Walker’s reforms achieved enough savings that when property tax bills went out around Christmas, many taxpayers saw their taxes significantly drop for the first time in over a decade. Though Walker’s opponents claimed his policies were an assault on democracy, in a very real sense they expanded democracy—something many in the national media failed to understand. With the restrictions to collective bargaining, unions had lost the power to veto changes to their benefits. That power now resided with elected school boards. Before Walker, the state’s property tax cap essentially allowed automatic tax increases. Under Walker, tax increases became subject to local referenda.
Ultimately, Walker won for a simple reason: He proposed policies, implemented them, and they worked.

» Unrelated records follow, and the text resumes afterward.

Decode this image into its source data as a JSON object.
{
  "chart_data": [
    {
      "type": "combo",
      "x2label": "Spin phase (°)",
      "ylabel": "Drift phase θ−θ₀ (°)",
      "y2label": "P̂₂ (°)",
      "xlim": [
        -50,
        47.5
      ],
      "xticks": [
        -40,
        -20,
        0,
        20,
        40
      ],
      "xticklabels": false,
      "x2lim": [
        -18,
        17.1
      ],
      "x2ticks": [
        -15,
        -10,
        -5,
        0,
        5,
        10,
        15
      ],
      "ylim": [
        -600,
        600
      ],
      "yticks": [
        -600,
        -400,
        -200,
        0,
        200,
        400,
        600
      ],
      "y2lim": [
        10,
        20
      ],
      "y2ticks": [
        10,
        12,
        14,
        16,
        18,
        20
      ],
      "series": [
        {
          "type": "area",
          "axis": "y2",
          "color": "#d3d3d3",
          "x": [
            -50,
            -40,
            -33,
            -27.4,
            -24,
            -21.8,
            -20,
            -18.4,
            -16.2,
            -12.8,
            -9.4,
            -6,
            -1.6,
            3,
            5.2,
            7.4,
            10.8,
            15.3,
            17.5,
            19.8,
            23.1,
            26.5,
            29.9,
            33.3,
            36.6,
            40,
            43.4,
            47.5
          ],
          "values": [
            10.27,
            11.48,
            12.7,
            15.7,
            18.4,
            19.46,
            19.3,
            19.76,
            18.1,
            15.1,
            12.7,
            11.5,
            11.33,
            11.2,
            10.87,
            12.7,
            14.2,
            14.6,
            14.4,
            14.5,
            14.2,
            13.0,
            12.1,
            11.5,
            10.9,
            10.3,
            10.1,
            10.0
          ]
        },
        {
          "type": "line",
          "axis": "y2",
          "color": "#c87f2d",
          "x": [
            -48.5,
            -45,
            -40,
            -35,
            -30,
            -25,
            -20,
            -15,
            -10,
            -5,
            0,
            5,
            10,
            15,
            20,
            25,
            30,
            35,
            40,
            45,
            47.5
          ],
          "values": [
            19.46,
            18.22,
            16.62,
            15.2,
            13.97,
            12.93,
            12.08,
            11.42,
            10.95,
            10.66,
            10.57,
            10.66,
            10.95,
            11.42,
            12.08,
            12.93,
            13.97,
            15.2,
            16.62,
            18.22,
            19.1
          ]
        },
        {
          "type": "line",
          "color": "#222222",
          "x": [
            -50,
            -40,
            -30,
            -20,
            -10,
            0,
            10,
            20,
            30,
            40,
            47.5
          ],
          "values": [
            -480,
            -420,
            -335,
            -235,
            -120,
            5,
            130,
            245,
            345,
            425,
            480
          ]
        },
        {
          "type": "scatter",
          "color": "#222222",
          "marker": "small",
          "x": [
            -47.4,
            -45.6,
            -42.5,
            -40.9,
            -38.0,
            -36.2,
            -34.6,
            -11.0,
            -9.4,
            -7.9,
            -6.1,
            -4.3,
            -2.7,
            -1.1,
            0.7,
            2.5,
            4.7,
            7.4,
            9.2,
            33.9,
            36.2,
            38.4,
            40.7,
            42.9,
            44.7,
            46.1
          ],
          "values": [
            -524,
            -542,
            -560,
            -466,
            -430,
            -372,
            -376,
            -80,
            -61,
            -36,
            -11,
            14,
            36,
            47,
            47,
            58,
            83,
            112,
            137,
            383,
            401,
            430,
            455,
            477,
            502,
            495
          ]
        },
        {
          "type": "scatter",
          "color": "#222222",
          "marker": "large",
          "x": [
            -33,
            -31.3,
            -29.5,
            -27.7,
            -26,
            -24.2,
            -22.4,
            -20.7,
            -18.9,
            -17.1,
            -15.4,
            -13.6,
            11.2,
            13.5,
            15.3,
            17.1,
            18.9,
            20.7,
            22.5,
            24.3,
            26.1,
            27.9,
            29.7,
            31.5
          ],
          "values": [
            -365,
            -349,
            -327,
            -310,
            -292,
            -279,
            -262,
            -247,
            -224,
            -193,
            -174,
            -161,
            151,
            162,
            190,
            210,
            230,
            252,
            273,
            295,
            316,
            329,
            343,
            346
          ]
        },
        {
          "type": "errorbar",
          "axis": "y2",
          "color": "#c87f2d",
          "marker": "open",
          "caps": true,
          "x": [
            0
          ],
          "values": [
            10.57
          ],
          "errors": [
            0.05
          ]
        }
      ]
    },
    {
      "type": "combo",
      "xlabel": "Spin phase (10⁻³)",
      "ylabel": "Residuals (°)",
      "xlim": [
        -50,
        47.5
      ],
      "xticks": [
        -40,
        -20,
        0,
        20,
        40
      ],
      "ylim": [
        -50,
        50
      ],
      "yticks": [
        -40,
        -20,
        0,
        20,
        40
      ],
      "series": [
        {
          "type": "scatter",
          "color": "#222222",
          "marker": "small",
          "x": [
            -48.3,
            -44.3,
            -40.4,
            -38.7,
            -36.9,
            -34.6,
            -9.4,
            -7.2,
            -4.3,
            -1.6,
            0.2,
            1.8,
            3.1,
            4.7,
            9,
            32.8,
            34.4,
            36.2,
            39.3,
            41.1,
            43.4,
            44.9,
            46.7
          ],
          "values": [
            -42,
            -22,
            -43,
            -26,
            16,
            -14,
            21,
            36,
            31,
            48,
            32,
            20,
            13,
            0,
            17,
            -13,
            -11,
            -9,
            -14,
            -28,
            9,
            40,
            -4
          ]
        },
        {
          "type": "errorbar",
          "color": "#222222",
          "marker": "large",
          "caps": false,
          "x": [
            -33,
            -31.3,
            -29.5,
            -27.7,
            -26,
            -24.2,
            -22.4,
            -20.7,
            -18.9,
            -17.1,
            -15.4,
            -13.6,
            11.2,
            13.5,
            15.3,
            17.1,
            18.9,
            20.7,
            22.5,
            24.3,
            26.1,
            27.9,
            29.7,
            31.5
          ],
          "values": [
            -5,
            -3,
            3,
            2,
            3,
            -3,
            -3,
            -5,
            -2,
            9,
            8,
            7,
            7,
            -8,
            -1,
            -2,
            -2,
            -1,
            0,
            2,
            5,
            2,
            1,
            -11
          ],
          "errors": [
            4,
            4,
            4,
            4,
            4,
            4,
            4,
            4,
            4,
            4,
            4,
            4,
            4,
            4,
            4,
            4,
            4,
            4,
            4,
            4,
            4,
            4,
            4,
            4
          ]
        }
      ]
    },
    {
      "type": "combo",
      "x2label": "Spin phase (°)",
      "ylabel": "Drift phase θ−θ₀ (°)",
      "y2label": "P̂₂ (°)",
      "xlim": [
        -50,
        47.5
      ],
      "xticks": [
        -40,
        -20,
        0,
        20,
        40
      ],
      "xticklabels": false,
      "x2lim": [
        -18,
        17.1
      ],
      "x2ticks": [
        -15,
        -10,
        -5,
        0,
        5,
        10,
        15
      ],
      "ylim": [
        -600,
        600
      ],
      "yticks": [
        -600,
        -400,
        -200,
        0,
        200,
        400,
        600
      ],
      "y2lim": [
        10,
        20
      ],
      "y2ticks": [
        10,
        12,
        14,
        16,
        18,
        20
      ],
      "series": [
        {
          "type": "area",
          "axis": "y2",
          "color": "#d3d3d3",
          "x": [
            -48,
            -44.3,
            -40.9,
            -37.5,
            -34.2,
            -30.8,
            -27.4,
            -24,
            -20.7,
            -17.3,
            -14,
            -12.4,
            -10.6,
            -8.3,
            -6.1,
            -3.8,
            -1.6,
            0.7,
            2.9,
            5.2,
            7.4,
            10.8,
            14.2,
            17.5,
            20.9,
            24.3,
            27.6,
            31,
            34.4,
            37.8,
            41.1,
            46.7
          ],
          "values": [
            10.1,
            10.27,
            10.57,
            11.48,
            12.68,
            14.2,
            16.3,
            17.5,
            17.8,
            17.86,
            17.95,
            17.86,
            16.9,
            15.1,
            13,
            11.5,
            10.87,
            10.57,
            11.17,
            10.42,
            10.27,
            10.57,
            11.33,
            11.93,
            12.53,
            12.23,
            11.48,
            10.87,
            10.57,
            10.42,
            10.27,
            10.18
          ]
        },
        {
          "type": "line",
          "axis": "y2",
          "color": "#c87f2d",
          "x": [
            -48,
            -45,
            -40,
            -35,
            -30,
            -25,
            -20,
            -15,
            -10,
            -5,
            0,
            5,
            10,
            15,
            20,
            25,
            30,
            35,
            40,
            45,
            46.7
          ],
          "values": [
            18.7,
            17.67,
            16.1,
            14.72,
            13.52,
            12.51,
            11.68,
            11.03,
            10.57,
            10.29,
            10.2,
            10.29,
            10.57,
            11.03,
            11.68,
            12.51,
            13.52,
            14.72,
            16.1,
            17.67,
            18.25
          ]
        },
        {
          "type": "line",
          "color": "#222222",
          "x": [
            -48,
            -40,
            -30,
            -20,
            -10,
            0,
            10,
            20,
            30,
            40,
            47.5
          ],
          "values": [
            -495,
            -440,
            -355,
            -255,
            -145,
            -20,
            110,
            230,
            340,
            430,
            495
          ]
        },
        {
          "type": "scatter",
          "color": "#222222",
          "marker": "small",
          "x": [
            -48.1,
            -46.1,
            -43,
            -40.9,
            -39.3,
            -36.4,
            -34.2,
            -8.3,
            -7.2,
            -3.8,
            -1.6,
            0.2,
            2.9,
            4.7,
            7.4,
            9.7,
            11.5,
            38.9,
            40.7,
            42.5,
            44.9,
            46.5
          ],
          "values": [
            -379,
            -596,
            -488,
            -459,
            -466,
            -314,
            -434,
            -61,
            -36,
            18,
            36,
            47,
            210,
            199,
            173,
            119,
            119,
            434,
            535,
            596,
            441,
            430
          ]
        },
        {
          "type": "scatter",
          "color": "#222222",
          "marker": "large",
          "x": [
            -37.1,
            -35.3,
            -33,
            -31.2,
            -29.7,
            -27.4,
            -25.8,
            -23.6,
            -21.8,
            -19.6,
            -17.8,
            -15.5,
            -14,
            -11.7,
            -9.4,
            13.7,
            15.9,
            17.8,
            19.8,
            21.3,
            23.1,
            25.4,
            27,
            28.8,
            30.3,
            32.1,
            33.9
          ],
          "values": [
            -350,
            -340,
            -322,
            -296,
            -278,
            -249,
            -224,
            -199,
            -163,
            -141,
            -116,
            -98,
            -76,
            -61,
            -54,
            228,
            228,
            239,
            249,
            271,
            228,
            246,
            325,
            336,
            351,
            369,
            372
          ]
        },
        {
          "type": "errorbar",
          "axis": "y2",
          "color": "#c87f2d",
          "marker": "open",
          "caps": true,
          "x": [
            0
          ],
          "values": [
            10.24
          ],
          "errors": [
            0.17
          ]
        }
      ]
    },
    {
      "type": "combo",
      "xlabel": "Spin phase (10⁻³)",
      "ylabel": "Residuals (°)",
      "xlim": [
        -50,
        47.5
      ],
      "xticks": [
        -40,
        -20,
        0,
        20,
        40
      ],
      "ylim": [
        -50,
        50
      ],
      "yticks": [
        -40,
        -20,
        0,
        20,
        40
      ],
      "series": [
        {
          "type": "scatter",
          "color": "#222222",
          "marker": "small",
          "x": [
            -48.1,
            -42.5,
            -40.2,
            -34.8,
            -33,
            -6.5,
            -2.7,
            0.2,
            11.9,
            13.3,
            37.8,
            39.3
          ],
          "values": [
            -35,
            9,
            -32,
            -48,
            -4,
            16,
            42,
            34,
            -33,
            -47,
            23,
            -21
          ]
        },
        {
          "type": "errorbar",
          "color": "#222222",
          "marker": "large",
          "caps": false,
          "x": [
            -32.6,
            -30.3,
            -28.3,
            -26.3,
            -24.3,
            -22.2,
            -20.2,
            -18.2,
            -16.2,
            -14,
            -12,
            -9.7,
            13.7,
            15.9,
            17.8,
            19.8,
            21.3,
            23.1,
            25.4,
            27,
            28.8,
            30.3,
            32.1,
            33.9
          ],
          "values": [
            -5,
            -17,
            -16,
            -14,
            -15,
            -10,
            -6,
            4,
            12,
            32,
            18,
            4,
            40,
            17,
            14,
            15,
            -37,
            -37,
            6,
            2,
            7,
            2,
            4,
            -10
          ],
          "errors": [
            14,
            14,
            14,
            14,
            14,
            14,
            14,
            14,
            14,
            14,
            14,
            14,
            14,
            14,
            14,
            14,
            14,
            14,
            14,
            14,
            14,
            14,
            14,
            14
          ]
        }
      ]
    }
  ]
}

Walker agrees with those who believe the results last week make Wisconsin a potential Republican pickup in November. But in order to win the state, Mitt Romney will have to campaign in a way that’s consistent with what Wisconsin voters approved with their retention of Walker. He wants Romney to run as a reformer, to campaign on bold policy proposals, and to resist the temptation to run safe. “It’s not enough to just be the other guy,” says Walker. “He has to offer a plan, he has to show a willingness to take on the big challenges facing the country. I think he can win here if he does that.”
Walker says he hopes Romney will propose deeper tax cuts than he has laid out thus far. “I’d like to see him slash marginal tax rates so that we could see the kind of growth that we saw under Ronald Reagan after the recession in 1981 and 1982,” Walker says.
Walker rejects the advice Romney is getting from many Republican strategists to make the election a simple referendum on Obama and the economy. “The consultants will tell you that—hands down. But I think he’s got to run on a bold plan and on big ideas.” Romney needs to win “on a mandate, if you will, to govern. Romney has that background. He’s capable of doing big, bold things. . . . He can’t say I’m a Republican like Scott Walker and hope to win. He has to say that I’m a reformer like Scott Walker. The ‘R’ after his name has to stand for ‘reformer,’ not just ‘Republican.’ ”
Romney might want to listen. There is no doubt Walker is in a much stronger position having survived the recall than he would have been without it. Even before the election he was a huge draw for Republican and conservative groups. When he headlined a Heritage Foundation dinner in Des Moines last October, the organization raised more money than it had at any event outside of Washington, D.C.